NYCPlanning / db-data-library

📚 Data Library
https://nycplanning.github.io/db-data-library/library/index.html
MIT License
0 stars 1 forks source link

`get_execution_details` fails in Github Actions #402

Closed td928 closed 1 year ago

td928 commented 1 year ago

Hey Data Engineering!

I've been trying to set up my version of data library on AWS s3 for a project I am working on. I see there are some new changes to data library and one of them is causing archive function when called from the latest release in Actions.

When something like this below run for development database for example:

./devdb.sh library_archive_version dob_geocode_results 20230709

It throws an error like below. This is after I added git installation to the Actions runner but still the error persists. I wonder if the new module added was tested with some of the existing data products and what adjustments if any you have to make to work with the new improvements.

❱ 73 │   │   git_user = try_func(subprocess.run(["git", "config", "user.name │
│   74 │   │   return {                                                        │
│   75 │   │   │   "type": "manual",                                           │
│   76 │   │   │   "user": git_user,                                           │
│                                                                              │
│ /usr/lib/python3.10/subprocess.py:501 in run                                 │
│                                                                              │
│    498 │   │   kwargs['stdout'] = PIPE                                       │
│    499 │   │   kwargs['stderr'] = PIPE                                       │
│    500 │                                                                     │
│ ❱  501 │   with Popen(*popenargs, **kwargs) as process:                      │
│    502 │   │   try:                                                          │
│    503 │   │   │   stdout, stderr = process.communicate(input, timeout=timeo │
│    504 │   │   except TimeoutExpired as exc:                                 │
│                                                                              │
│ /usr/lib/python3.10/subprocess.py:969 in __init__                            │
│                                                                              │
│    966 │   │   │   │   │   self.stderr = io.TextIOWrapper(self.stderr,       │
│    967 │   │   │   │   │   │   │   encoding=encoding, errors=errors)         │
│    968 │   │   │                                                             │
│ ❱  969 │   │   │   self._execute_child(args, executable, preexec_fn, close_f │
│    970 │   │   │   │   │   │   │   │   pass_fds, cwd, env,                   │
│    971 │   │   │   │   │   │   │   │   startupinfo, creationflags, shell,    │
│    972 │   │   │   │   │   │   │   │   p2cread, p2cwrite,                    │
│                                                                              │
│ /usr/lib/python3.10/subprocess.py:1845 in _execute_child                     │
│                                                                              │
│   1842 │   │   │   │   │   │   err_filename = orig_executable                │
│   1843 │   │   │   │   │   if errno_num != 0:                                │
│   1844 │   │   │   │   │   │   err_msg = os.strerror(errno_num)              │
│ ❱ 1845 │   │   │   │   │   raise child_exception_type(errno_num, err_msg, er │
│   1846 │   │   │   │   raise child_exception_type(err_msg)                   │
╰──────────────────────────────────────────────────────────────────────────────╯
FileNotFoundError: [Errno 2] No such file or directory: 'git'

I also did find at least one instance of the scheduled run in the now archived DevDB main branch see here. If you go to the geocode step and then to the Archive to Data Library step you would see the same error there and the geocoded data probably failed to push to s3 there.

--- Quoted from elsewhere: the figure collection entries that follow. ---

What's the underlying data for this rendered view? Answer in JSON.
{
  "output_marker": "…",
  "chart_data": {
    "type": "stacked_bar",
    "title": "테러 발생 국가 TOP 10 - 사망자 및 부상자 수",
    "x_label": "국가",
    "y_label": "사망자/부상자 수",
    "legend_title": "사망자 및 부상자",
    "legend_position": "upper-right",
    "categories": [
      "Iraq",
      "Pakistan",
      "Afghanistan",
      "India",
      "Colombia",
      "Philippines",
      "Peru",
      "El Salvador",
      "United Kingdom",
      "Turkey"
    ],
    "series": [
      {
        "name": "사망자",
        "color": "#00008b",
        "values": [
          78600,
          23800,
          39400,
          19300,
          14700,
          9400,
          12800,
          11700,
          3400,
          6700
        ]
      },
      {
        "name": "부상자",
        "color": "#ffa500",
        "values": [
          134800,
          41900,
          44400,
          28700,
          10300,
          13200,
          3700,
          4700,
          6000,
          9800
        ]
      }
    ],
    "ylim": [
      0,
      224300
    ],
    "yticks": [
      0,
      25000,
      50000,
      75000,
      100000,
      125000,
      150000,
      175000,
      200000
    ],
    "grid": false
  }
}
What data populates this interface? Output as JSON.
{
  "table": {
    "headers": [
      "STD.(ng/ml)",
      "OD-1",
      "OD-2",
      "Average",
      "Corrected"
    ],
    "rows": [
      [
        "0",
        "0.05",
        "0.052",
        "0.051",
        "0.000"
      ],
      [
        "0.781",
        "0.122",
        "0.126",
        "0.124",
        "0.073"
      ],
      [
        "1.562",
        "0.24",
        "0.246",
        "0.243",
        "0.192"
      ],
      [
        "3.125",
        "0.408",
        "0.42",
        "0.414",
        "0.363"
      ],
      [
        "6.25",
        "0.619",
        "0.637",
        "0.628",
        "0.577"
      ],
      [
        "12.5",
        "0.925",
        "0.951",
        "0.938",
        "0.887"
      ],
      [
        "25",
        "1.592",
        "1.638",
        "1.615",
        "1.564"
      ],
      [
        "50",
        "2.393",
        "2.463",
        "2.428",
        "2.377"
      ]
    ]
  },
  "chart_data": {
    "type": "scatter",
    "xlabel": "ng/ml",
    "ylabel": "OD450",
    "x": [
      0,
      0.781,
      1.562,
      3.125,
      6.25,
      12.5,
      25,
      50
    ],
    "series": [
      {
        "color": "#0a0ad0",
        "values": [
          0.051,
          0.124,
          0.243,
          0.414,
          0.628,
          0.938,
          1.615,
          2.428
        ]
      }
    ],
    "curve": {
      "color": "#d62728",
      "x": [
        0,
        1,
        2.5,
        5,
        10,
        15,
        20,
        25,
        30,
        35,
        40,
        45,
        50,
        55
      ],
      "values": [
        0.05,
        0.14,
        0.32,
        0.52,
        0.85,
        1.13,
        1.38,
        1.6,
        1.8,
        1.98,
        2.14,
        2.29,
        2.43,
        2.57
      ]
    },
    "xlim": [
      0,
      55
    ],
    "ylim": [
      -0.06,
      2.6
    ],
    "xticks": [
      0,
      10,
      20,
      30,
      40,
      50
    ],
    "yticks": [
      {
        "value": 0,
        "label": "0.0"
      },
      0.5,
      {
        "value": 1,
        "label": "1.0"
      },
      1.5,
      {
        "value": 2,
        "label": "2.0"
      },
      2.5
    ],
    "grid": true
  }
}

Just want to flag this for your attention and will let you know if I somehow find the answer for this.

Thanks!

All the best.

Te

fvankrieken commented 1 year ago

Hi Te! Thanks for flagging.

A couple notes for fixing

fvankrieken commented 1 year ago

Are you also specifically having issues using the published action? At least in the data library repo, those seem to be working fine on our end. Either way, if we fix the try...except issue you'll be able to run. Other than that, if you're using docker from the command line you could pass the CI variable in with your call to docker to run it right now I believe

td928 commented 1 year ago

@fvankrieken Thanks for the explanation that makes sense to me.Upon closer look it is true devdb is using it as a docker image not the CI. But in my case, I should be able to use your suggestions to use it as an action and sidestep this now. I will keep my eyes on the PR and if it made it into the release (docker and CI) and can test to let you know.

fvankrieken commented 1 year ago

Gonna close this. Docker calls do work now even if execution details might be inaccurate if env variables aren't passed. But if you invoke with -e CI=$CI the execution details will be accurate at least in that regard. Longer term should maybe move away from using git cli to get a username (or let users specify somehow), but it made sense in our dev environment with dev containers (and "vscode" user rather than the actual user's username).